Jackie Bradley Jr. joined the Milwaukee Brewers on the field in Arizona Monday, wearing No. 41 and glad to be back in uniform after a protracted free agency that wasn’t settled until last week.
Bradley took a one-year, $13 million deal and holds an $11 million option for 2022.
It was the first time since he came to Milwaukee in 2015 that president of baseball operations David Stearns agreed to a player option in a contract. But Bradley valued the ability to reenter what should be a more player-friendly market next winter while having security to fall back on if that’s not the right move.
“I wanted to trust myself,” Bradley said. “I believed in my ability and my talent. I feel like this particular deal offers me a lot of flexibility.”
The Brewers weren’t an obvious fit for Bradley. They arrived at spring training seemingly set in the outfield with Lorenzo Cain patrolling center and Christian Yelich and Avisail Garcia on the corners.
“The motivation is, I think, he makes us better,” said Stearns, who was a sportswriter with The Harvard Crimson before going on to more honorable pursuits.
“Adding someone of Jackie’s caliber in terms of the play on the field, his impact in the clubhouse, his impact in the community is something we’re excited about.”
The Brewers could use a designated hitter to keep the peace. But with MLB and the Players Association unable to put their agendas aside for the good of the game, it’ll be left to manager Craig Counsell to sort it out.

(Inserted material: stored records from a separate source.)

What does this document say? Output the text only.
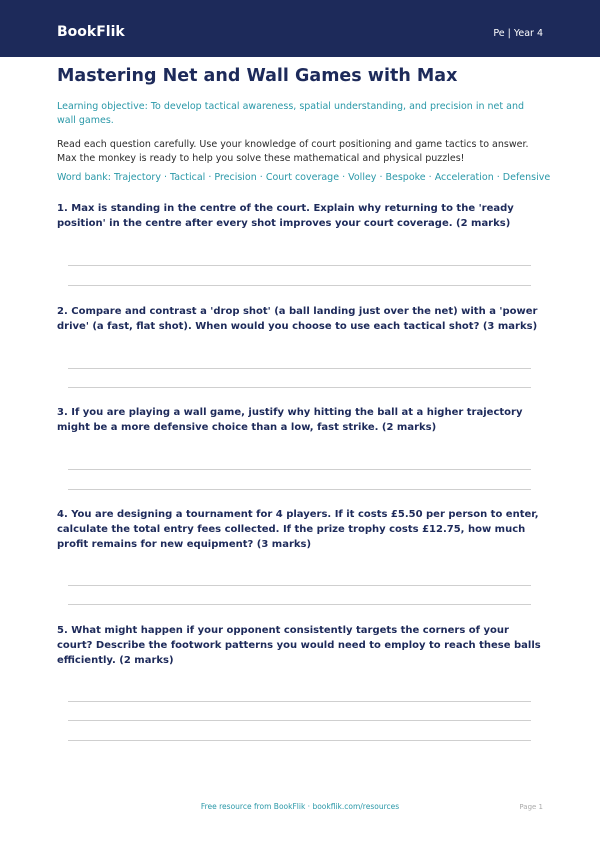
BookFlik	Pe | Year 4
Mastering Net and Wall Games with Max

Learning objective: To develop tactical awareness, spatial understanding, and precision in net and wall games.

Read each question carefully. Use your knowledge of court positioning and game tactics to answer. Max the monkey is ready to help you solve these mathematical and physical puzzles!

Word bank: Trajectory · Tactical · Precision · Court coverage · Volley · Bespoke · Acceleration · Defensive

1. Max is standing in the centre of the court. Explain why returning to the 'ready position' in the centre after every shot improves your court coverage. (2 marks)

2. Compare and contrast a 'drop shot' (a ball landing just over the net) with a 'power drive' (a fast, flat shot). When would you choose to use each tactical shot? (3 marks)

3. If you are playing a wall game, justify why hitting the ball at a higher trajectory might be a more defensive choice than a low, fast strike. (2 marks)

4. You are designing a tournament for 4 players. If it costs £5.50 per person to enter, calculate the total entry fees collected. If the prize trophy costs £12.75, how much profit remains for new equipment? (3 marks)

5. What might happen if your opponent consistently targets the corners of your court? Describe the footwork patterns you would need to employ to reach these balls efficiently. (2 marks)

Free resource from BookFlik · bookflik.com/resources	Page 1
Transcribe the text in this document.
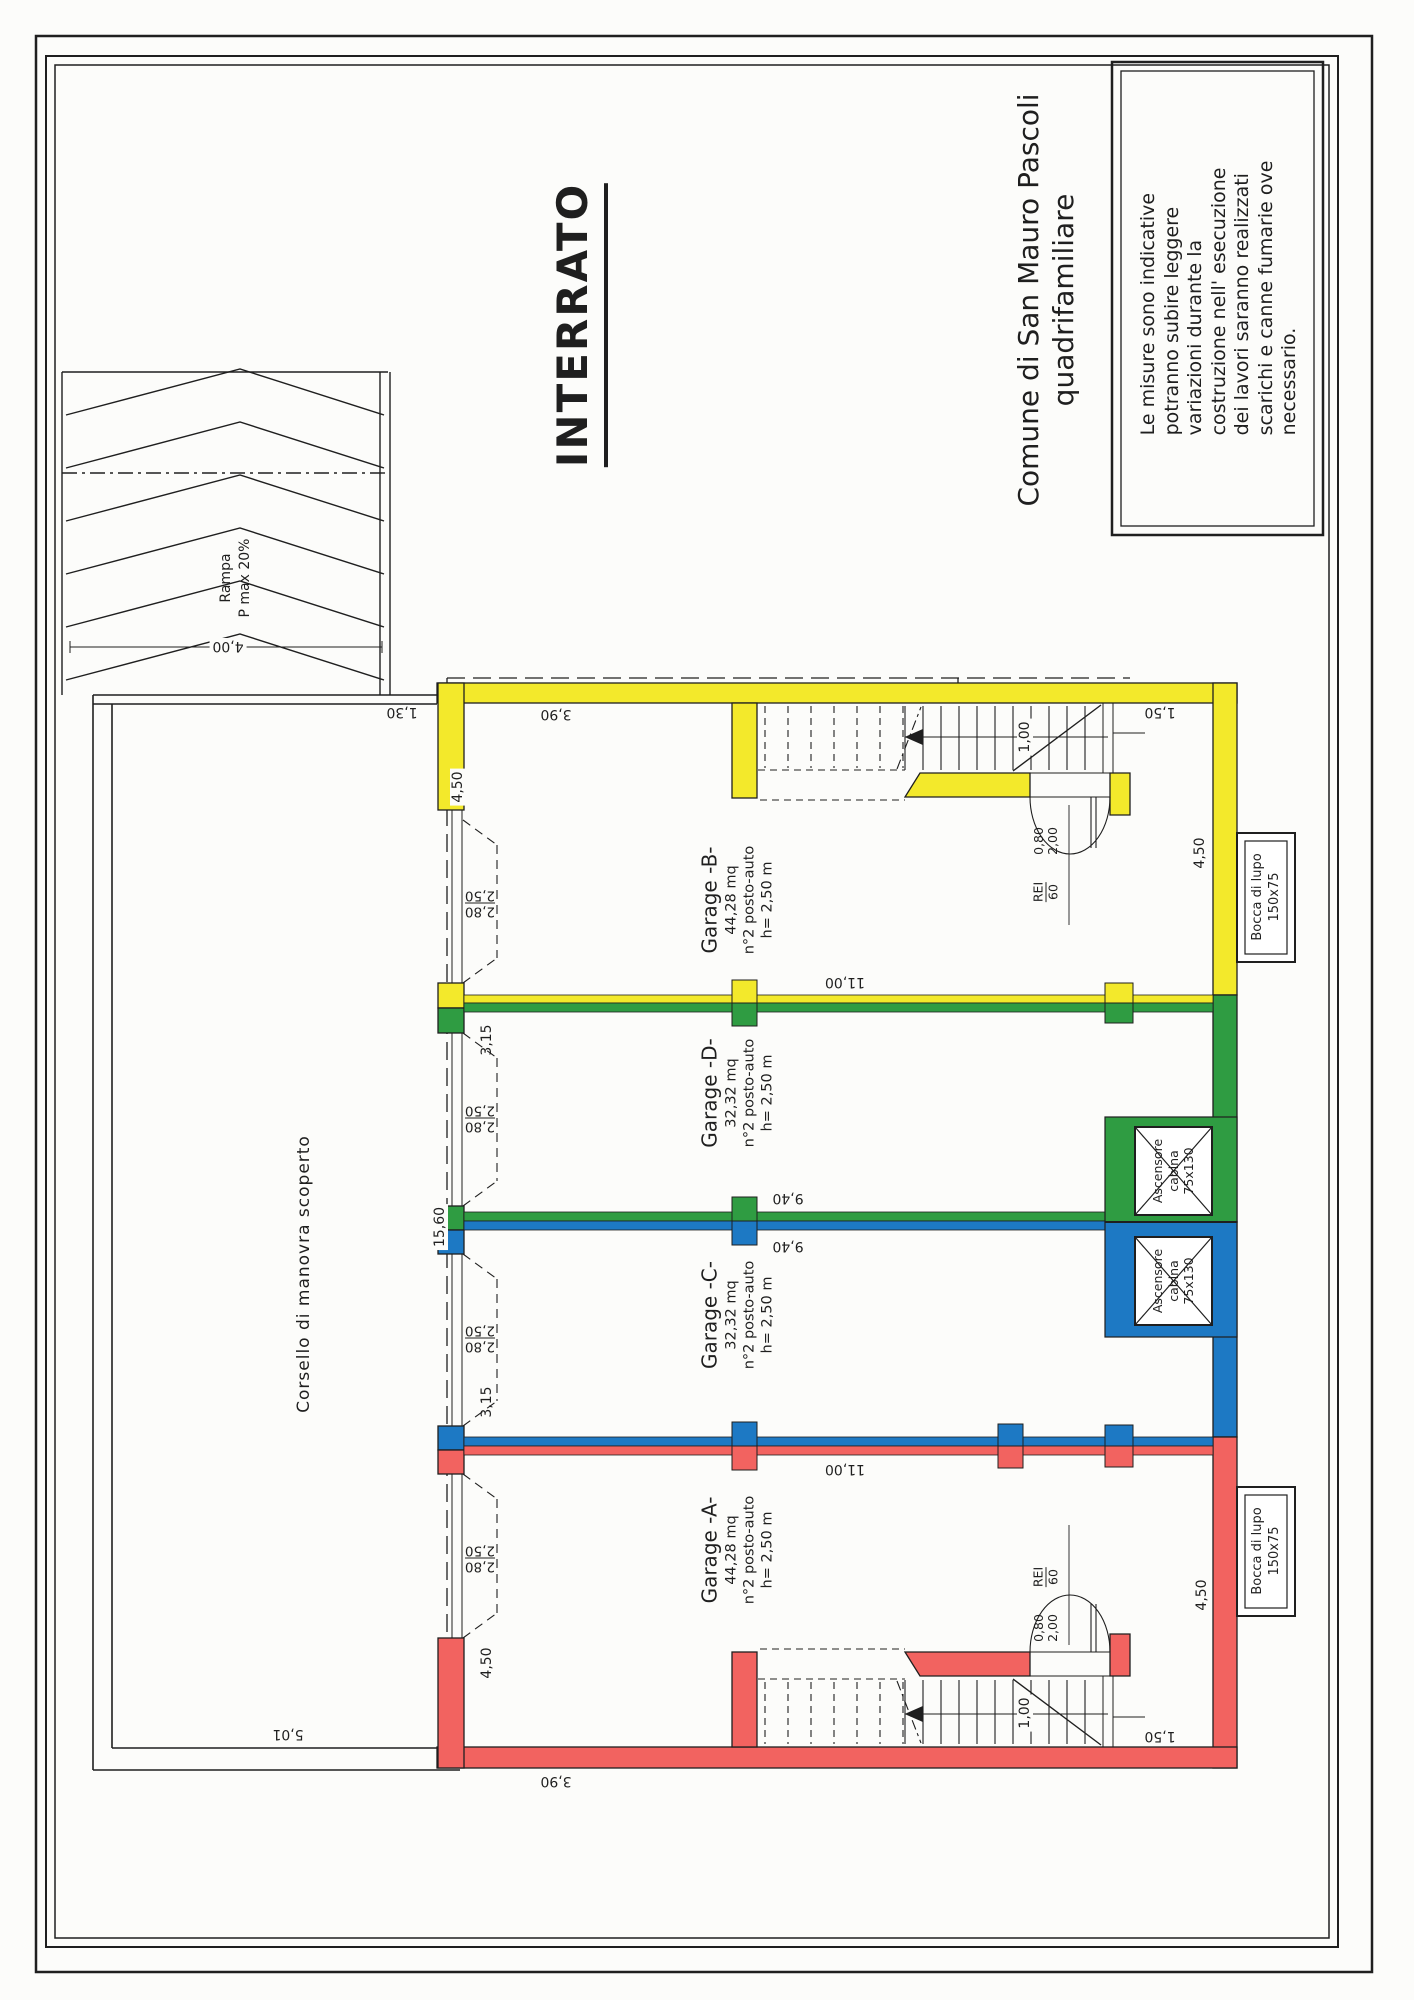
INTERRATO	Comune di San Mauro Pascoli quadrifamiliare	Le misure sono indicative potranno subire leggere variazioni durante la costruzione nell' esecuzione dei lavori saranno realizzati scarichi e canne fumarie ove necessario.
Rampa P max 20%
Corsello di manovra scoperto
Garage -B- 44,28 mq n°2 posto-auto h= 2,50 m
Garage -D- 32,32 mq n°2 posto-auto h= 2,50 m
Garage -C- 32,32 mq n°2 posto-auto h= 2,50 m
Garage -A- 44,28 mq n°2 posto-auto h= 2,50 m
Ascensore cabina 75x130
Ascensore cabina 75x130
Bocca di lupo 150x75
Bocca di lupo 150x75
0,80 2,00
REI 60
REI 60
0,80 2,00
3,90
3,90
1,30
11,00
11,00
9,40
9,40
5,01
4,00
1,50
1,50
2,80
2,50
2,80
2,50
2,80
2,50
2,80
2,50
4,50
4,50
4,50
4,50
3,15
3,15
15,60
1,00
1,00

Stearns sees benefits in having four players for three spots. The Brewers are protected against injuries, can exploit platoon advantages, and can bring a dangerous hitter off the bench late in games.
“That puts us in a really good spot,” he said.
But let’s be realistic. Yelich is one of the best players in the game. If he’s healthy, he plays.
If Bradley is in the lineup, it has to be in center. Paying Bradley $13 million to play in a corner would be akin to buying a masterpiece and hanging it in the shed.
Cain, who turns 35 next month, has been primarily a center fielder in his career but has played 159 games in left or right.
Bradley has played 96 games in the corners — only 18 in the last five seasons.
Cain has yet to play a game this spring as he deals with a quadriceps injury, and he could land on the injured list to start the season.
So for now it’s not a problem.
“We’ve got a lot of great players here, and obviously I’m excited to be in the mix,” Bradley said. “The opportunity is going to present itself. I don’t have to worry about making out the lineup.”
Before other offers came in, Bradley was open-minded about staying in Boston.
“There was talk for sure,” he said.
But that talk didn’t get very far. The Sox instead remade their outfield over the winter by acquiring Hunter Renfroe, Franchy Cordero, and an ever-growing collection of utility players.
Their hope is that Renfroe is more than a platoon player and Cordero can avoid the injuries that have so far masked his talent.
The only sure bet in their outfield is Alex Verdugo, whose first full season in the majors was the 60-game sprint last year.
So much changed in Boston over 13 tumultuous months as Mookie Betts and Andrew Benintendi were traded and Bradley eased out the door.
“I don’t think in the moment you really think about it,” Bradley said. “But as we all know, sometimes it can be difficult. Decisions have to be made. You’ve got to be fully ready to embrace it. This is a short time window. Not many players over the course of their careers stay with one team. It’s hard to do.”
As ever, Bradley had a thoughtful answer ready for every question — until he was asked what his message was to Sox fans.
“I’m working on it,” he said. “I don’t want it to just be some short thing. I feel like the years that you invest and put in, I don’t think it would do it justice for me to just give a little tidbit.”
Bradley said he would gather his emotions and come up with something later.
Bradley was drafted in 2011 and made his major league debut in 2013. Since then, only Xander Bogaerts has played more games for the Sox.
“I have some great memories,” Bradley said. “Developed a lot of great relationships that I will never forget. It’s one of the things, when you’ve been with an organization for so long, those bonds — they don’t go away.”